Shih certainly isn’t all doom and gloom. He says there is much greater recognition of the problem now in Washington and among manufacturers than in 2009 when he and Pisano wrote “Restoring American Competitiveness” for the Harvard Business Review. “That’s very important progress,” he notes. “Until you recognize a problem, you don’t have much chance of addressing it.”

He points to the promise by Walmart to source more merchandise from U.S. manufacturers as a positive sign.
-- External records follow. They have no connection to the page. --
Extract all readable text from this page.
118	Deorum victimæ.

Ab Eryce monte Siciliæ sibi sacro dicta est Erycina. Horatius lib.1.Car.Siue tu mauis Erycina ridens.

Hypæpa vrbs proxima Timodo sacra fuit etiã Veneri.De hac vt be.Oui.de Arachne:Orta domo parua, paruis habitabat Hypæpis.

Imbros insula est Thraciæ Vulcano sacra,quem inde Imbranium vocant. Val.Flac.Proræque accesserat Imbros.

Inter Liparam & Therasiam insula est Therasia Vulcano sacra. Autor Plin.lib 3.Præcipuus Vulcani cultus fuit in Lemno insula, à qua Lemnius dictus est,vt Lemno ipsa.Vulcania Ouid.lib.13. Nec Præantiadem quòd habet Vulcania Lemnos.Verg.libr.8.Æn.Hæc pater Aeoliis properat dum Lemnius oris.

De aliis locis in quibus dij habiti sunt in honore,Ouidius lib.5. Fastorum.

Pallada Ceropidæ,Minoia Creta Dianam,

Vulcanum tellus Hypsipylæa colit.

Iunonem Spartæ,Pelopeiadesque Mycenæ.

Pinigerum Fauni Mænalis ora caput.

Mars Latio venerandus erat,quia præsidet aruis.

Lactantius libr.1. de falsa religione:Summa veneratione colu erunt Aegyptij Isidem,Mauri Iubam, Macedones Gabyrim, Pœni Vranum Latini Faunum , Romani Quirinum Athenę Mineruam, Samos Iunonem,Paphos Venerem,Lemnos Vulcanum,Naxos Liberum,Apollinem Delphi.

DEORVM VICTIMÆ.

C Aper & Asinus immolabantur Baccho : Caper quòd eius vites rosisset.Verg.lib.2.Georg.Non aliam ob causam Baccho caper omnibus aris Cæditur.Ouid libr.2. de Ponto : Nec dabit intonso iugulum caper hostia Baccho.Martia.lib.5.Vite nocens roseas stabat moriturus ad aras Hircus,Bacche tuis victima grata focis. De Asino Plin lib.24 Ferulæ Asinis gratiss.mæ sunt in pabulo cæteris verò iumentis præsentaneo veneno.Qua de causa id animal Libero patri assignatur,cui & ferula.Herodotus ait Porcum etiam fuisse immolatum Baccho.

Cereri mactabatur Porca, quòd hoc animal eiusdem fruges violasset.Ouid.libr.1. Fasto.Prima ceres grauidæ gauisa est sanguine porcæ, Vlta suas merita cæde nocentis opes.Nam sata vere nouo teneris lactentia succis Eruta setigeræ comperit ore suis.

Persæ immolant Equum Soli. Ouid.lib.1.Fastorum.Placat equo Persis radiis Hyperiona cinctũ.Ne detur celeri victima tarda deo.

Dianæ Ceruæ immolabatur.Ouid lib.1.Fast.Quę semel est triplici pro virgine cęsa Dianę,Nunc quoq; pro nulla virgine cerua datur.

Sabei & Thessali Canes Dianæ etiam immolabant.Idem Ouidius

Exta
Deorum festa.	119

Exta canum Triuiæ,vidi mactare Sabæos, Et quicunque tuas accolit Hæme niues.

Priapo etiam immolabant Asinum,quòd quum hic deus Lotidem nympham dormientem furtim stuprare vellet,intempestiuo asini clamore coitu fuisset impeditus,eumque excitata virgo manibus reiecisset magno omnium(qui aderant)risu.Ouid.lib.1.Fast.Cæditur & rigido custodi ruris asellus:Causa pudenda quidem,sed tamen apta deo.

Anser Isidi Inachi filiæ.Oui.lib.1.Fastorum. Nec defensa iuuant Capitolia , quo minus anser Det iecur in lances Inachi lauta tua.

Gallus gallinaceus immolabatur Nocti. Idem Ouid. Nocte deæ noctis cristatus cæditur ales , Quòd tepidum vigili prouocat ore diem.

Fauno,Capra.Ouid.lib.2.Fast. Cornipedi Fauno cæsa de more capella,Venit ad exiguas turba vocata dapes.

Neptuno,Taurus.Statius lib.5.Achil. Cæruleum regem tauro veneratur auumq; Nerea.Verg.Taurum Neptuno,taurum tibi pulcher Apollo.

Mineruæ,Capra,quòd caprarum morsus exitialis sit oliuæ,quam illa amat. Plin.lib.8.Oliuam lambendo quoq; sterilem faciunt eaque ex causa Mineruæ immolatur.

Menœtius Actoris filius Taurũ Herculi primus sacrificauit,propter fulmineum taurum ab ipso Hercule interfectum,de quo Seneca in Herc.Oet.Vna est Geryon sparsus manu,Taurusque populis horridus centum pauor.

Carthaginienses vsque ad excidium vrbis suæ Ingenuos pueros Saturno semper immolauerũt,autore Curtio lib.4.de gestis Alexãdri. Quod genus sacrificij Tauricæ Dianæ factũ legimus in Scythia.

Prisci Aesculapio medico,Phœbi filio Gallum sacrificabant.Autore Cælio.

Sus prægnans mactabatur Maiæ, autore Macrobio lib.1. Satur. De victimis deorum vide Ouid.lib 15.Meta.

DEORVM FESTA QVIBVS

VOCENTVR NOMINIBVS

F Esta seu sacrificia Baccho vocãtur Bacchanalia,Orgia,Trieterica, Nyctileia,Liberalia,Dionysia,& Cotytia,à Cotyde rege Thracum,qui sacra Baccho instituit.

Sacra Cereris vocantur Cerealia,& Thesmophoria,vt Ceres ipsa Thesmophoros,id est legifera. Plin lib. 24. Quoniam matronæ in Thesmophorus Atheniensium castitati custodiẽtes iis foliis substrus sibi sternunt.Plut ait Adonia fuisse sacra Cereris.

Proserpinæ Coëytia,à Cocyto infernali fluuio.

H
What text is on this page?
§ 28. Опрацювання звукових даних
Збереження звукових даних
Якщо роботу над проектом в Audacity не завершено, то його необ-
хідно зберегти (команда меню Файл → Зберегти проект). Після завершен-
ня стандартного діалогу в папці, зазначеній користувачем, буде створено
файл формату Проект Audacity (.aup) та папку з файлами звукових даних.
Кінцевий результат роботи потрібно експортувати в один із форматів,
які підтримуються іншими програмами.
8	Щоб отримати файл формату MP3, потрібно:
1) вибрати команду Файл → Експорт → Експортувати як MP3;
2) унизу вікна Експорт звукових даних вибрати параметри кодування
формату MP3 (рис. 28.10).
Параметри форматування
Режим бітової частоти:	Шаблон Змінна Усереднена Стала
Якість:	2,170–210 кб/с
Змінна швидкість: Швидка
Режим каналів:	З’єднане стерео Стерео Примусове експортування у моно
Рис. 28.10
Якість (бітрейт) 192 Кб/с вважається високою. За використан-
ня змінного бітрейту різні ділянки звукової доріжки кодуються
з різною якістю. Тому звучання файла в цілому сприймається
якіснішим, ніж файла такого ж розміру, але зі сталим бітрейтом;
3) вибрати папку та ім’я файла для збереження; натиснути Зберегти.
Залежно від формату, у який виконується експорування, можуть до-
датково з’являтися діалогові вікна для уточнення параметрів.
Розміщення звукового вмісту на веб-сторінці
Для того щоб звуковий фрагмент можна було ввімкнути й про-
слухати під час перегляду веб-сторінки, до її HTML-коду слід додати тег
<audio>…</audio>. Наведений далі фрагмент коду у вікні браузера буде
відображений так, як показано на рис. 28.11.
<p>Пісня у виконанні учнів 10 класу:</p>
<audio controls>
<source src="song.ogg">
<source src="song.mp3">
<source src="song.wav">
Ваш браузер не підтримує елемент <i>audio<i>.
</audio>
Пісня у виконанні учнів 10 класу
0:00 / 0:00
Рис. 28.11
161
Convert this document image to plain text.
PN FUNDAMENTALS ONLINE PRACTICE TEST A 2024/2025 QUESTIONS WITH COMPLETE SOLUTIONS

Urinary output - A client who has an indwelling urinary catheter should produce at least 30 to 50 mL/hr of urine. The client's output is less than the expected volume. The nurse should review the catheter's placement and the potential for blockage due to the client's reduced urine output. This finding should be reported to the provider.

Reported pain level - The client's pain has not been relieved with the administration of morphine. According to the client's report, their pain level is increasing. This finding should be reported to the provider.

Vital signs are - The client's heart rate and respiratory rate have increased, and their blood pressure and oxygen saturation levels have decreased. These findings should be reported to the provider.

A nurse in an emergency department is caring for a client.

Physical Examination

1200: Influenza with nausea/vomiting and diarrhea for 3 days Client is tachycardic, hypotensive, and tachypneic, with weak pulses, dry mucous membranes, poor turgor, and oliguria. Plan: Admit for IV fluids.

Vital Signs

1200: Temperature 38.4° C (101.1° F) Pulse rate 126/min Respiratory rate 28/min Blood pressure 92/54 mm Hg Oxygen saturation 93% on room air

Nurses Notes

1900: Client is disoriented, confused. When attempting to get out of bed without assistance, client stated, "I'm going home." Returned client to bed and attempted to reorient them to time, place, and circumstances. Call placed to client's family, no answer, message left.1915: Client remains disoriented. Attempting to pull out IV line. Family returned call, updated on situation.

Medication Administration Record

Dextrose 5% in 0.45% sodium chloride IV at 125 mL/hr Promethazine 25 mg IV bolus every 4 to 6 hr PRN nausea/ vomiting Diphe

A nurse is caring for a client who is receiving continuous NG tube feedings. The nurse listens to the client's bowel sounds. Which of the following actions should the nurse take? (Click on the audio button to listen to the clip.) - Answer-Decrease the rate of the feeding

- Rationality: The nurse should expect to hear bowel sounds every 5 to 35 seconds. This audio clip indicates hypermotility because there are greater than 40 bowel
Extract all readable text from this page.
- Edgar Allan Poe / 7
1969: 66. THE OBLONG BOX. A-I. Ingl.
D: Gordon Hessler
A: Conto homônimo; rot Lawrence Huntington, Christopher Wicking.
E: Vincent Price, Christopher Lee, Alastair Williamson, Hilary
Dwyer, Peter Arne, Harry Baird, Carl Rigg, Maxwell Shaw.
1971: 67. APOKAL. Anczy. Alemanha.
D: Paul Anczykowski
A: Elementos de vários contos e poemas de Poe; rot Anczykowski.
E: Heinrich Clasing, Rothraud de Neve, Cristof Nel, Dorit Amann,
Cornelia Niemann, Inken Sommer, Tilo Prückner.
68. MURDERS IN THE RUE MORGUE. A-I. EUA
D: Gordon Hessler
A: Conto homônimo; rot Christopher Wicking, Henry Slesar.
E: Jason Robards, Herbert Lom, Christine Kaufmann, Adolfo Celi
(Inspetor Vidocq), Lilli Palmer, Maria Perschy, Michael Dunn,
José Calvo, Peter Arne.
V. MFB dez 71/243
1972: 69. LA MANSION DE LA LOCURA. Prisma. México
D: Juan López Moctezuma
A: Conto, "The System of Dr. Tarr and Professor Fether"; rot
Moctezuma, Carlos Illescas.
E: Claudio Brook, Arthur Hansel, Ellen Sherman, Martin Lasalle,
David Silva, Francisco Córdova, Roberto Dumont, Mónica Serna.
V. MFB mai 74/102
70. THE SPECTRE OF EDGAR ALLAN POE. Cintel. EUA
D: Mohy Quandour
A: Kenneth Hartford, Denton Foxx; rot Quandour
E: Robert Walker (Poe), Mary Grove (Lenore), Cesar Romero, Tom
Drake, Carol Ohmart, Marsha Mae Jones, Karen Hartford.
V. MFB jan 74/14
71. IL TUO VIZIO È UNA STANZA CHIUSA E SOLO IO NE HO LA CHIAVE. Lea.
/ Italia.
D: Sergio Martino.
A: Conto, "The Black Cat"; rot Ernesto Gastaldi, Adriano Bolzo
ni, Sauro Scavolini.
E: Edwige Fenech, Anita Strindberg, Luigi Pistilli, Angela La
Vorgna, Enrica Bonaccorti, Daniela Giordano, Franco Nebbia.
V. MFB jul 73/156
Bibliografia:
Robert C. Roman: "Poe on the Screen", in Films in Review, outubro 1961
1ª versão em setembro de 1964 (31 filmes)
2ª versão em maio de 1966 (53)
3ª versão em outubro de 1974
Walmart has pledged to spend $250 billion on U.S. products over the next 10 years.

But Shih remains concerned that much of the recent improvement in manufacturing has not come from policy changes designed to make the U.S. a more attractive location for manufacturing but from changes in the economic environment that have made competitors less attractive.

For example, wage inflation in China and wage stagnation in the U.S. has taken away some of the benefit of labor arbitrage.

Another factor, he says, is the rising cost of transportation for manufacturers which has driven a transition from air to ocean freight and increased the amount of inventory in supply chain pipelines stretching from Asia to the U.S. That is causing some companies to bring manufacturing back to the U.S. or Mexico to serve the domestic market.

Those trends have contributed to auto manufacturers such as Honda, BMW and Daimler increasing their footprint in the U.S.

Manufacturing also has benefitted from the energy boom in the U.S. caused by fracking, turning the nation from an energy debtor to a leading oil and natural gas producer, and making the cost of energy much lower than for U.S. competitors in Japan and Europe.

“We recall [in 2007] when GE sold off their plastics and engineered materials group to SABIC because we didn’t have the oil here and that is such a big component of the cost,” said Shih. Now, major chemical projects are underway or planned in the U.S. because it has become a low-cost source for feedstocks.

While all this is consequential, says Shih, it has been a case of overseas locations becoming less attractive. He cautions, “Those negatives can turn relatively quickly.”

Shih said some industries such as consumer electronics are likely gone from the U.S. He said the country needs to focus on industries that could be at risk.

“We are still very strong in aerospace but we are coming up on a wave of retirements of a generation of aerospace workers,” he said. “Do we have the talent in the pipeline to maintain our strength there?”

Shih is also concerned about the biotechnology manufacturing sector. There is a mentality among venture capital firms, he said, not to make these products but to have companies “get through phase 1 and phase 2 trials, monetize it, sell the company and let somebody offshore do it. That is not good for the long term.”